I’ve written about paying attention to the nature of one’s material. And the best material, of the highest quality, purpose, and vision, lands flat when the wrong word is chosen and the delivery is off. George Orwell saw this nearly 70 years ago when he wrote his essay “Politics and the English Language,” calling out the needless butchering of language.
His main gripe? Stop overwriting.
Orwell loathed the occurrence of folks using overly complicated language just to sound smart. He adored clarity. He hated empty phrases. He wanted to have babies with directness and originality.
Content marketers and businesses should follow his lead. It’s time to salvage your great ideas from the jaws of obscure phrases and junky language.
So in the interests of elevating your delivery standards to the level of master-comedian-craftsmen, let’s start by adopting Orwell’s war on jargon and inflated language.
Synergy – This word sounds great. You instantly visualize machinery or abstract concepts forming precise…what exactly? Originally a scientific term to describe two elements interacting to create an effect greater than the sum of their parts, this word has been loosely thrown about to mean everything from “collaboration,” to “combination,” to “interaction.” Be specific and use one of those words. Unless of course you’re working with the noble gasses.
Dynamic – Another from those wacky scientists, this one having to do with the force of motion (as opposed to being static). This little guy has been spotted around the country wearing the disguise of “changeable” or “complex.”
Impactful – What? Do you mean the impactful project was also effectful? Or was the project just effective?
Disambiguate – Hey there, “clarify,” you’re looking pretty good today.
Actionable – Technically a word, using it in a sentence is as pleasant as a horse kick to the head.
Paradigm – These are patterns. Or maybe they’re archetypes. Or maybe they’re frameworks. It gets even worse when they start shifting.
Price Point – Somewhere along the line, this specific economic term has come to replace our everyday, “price.” I don’t need the baker to sound like he has an MBA. I just want to know how much that cake costs.
Best Practice – This pre-packaged phrase has somehow risen to “golden calf status.” Talk about your admirable methods like a human, not an automaton.
Passion – This is one of those words that has completely lost its mojo.
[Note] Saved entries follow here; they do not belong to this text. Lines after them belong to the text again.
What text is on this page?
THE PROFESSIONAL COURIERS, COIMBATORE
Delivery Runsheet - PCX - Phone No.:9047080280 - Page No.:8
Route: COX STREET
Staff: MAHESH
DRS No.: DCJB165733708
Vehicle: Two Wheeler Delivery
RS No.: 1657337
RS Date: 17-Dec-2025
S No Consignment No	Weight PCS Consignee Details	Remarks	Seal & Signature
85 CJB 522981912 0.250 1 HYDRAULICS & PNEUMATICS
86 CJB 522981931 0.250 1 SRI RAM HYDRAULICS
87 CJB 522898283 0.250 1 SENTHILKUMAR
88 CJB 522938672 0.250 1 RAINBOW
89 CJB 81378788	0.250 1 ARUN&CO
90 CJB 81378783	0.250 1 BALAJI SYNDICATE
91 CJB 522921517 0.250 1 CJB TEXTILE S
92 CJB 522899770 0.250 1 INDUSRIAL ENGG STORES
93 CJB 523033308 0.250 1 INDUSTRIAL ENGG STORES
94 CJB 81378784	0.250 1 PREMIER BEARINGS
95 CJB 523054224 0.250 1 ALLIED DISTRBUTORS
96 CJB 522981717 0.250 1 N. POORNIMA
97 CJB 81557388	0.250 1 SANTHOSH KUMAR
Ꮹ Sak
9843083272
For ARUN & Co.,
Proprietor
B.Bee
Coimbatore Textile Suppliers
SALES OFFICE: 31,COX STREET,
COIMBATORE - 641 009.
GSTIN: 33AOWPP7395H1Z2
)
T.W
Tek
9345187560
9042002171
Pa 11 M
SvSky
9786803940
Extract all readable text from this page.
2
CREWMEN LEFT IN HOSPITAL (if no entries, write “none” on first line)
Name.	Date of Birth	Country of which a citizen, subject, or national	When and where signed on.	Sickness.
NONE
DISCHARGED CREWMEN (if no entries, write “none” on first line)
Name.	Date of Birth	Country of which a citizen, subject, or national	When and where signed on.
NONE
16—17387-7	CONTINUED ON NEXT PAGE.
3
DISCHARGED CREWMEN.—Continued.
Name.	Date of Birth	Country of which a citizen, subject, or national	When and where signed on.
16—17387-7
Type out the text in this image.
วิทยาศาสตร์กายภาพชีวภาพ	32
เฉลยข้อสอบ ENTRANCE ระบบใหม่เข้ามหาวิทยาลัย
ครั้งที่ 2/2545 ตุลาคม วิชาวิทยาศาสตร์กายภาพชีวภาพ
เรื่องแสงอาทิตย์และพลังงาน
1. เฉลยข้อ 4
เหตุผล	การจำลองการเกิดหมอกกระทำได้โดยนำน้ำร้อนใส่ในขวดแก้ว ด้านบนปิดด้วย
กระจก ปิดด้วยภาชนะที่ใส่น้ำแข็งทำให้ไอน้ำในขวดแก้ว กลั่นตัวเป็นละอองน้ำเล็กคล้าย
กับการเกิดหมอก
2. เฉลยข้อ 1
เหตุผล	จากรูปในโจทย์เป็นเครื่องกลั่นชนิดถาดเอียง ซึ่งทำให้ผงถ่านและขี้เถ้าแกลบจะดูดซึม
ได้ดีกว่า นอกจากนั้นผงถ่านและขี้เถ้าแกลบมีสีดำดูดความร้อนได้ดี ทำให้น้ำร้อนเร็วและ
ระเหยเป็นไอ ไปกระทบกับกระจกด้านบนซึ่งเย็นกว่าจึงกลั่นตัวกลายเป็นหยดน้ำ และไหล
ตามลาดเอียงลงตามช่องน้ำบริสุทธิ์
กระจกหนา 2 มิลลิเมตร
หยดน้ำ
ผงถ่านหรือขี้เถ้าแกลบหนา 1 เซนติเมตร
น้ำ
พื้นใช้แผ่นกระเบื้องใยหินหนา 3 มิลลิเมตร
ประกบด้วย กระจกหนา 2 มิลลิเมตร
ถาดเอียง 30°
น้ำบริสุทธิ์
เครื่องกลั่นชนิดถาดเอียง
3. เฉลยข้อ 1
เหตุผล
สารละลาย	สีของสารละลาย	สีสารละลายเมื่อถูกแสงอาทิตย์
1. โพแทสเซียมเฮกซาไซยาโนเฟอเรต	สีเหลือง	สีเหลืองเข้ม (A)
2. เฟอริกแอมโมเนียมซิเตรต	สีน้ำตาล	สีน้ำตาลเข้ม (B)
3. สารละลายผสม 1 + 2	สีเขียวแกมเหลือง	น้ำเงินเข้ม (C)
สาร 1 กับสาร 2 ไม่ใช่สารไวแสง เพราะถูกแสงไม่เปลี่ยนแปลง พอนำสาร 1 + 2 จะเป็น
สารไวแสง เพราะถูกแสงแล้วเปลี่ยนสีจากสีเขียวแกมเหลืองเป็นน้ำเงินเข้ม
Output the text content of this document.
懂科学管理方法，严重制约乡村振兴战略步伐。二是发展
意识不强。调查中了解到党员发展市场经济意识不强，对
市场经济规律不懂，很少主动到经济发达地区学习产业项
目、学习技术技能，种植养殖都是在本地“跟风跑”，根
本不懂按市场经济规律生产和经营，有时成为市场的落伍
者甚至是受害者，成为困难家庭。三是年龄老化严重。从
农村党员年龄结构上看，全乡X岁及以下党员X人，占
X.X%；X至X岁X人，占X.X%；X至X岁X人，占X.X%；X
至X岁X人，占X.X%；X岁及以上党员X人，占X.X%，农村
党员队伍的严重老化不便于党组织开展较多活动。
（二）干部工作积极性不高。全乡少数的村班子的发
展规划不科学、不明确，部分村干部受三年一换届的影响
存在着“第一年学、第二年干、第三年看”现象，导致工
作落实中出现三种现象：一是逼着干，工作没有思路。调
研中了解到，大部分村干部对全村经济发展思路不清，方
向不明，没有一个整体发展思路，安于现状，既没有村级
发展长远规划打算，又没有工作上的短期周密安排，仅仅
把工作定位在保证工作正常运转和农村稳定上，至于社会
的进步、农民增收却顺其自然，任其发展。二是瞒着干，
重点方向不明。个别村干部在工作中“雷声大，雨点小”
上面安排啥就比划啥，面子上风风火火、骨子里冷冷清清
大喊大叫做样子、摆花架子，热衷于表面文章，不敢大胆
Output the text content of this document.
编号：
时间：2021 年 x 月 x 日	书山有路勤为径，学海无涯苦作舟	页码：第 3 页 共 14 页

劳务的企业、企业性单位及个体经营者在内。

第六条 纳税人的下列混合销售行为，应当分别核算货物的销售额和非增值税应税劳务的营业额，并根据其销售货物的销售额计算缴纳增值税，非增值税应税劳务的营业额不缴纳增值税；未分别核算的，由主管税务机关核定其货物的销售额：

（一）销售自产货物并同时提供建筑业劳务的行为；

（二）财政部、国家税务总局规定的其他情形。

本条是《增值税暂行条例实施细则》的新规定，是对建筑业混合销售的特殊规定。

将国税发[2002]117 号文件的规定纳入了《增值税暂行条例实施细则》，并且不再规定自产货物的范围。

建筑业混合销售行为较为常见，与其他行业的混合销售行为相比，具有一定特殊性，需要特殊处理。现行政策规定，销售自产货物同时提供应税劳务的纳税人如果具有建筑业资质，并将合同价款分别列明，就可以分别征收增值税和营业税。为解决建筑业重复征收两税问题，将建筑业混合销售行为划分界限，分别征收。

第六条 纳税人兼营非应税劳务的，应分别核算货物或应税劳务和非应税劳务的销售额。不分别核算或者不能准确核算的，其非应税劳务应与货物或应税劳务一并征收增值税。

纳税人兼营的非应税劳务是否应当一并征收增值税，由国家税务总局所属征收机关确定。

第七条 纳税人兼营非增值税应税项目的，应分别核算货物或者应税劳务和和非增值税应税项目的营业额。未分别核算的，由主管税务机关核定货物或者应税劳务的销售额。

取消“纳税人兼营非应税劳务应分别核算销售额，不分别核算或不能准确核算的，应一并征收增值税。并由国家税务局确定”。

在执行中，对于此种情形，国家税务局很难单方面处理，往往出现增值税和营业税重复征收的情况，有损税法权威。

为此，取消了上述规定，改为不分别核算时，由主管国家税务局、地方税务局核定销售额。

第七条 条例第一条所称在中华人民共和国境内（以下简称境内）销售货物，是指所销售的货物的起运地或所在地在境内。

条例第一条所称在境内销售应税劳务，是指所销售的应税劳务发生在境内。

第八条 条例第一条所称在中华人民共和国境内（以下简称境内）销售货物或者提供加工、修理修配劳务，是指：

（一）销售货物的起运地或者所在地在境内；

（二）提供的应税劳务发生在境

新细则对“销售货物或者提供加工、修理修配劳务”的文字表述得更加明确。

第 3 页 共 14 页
Originally referring to the suffering of Jesus, the Latin “passio” eventually evolved with its French equivalent to refer to a range of strong emotion including extreme anger and sexual attraction. When someone says they have a passion for the TV show, “Full House,” we have lost our right to use this word.
Leader – Seems like everyone wants to be a leader. But if everyone is a leader, then who are we leading? What is the sound of one hand clapping? Does being good matter anymore?
With these words stripped from use, you’ll be forced to say what you actually mean more often, becoming a craftsman of language. This way, whether telling a silly joke or writing great content, the magic of your material won’t be wasted.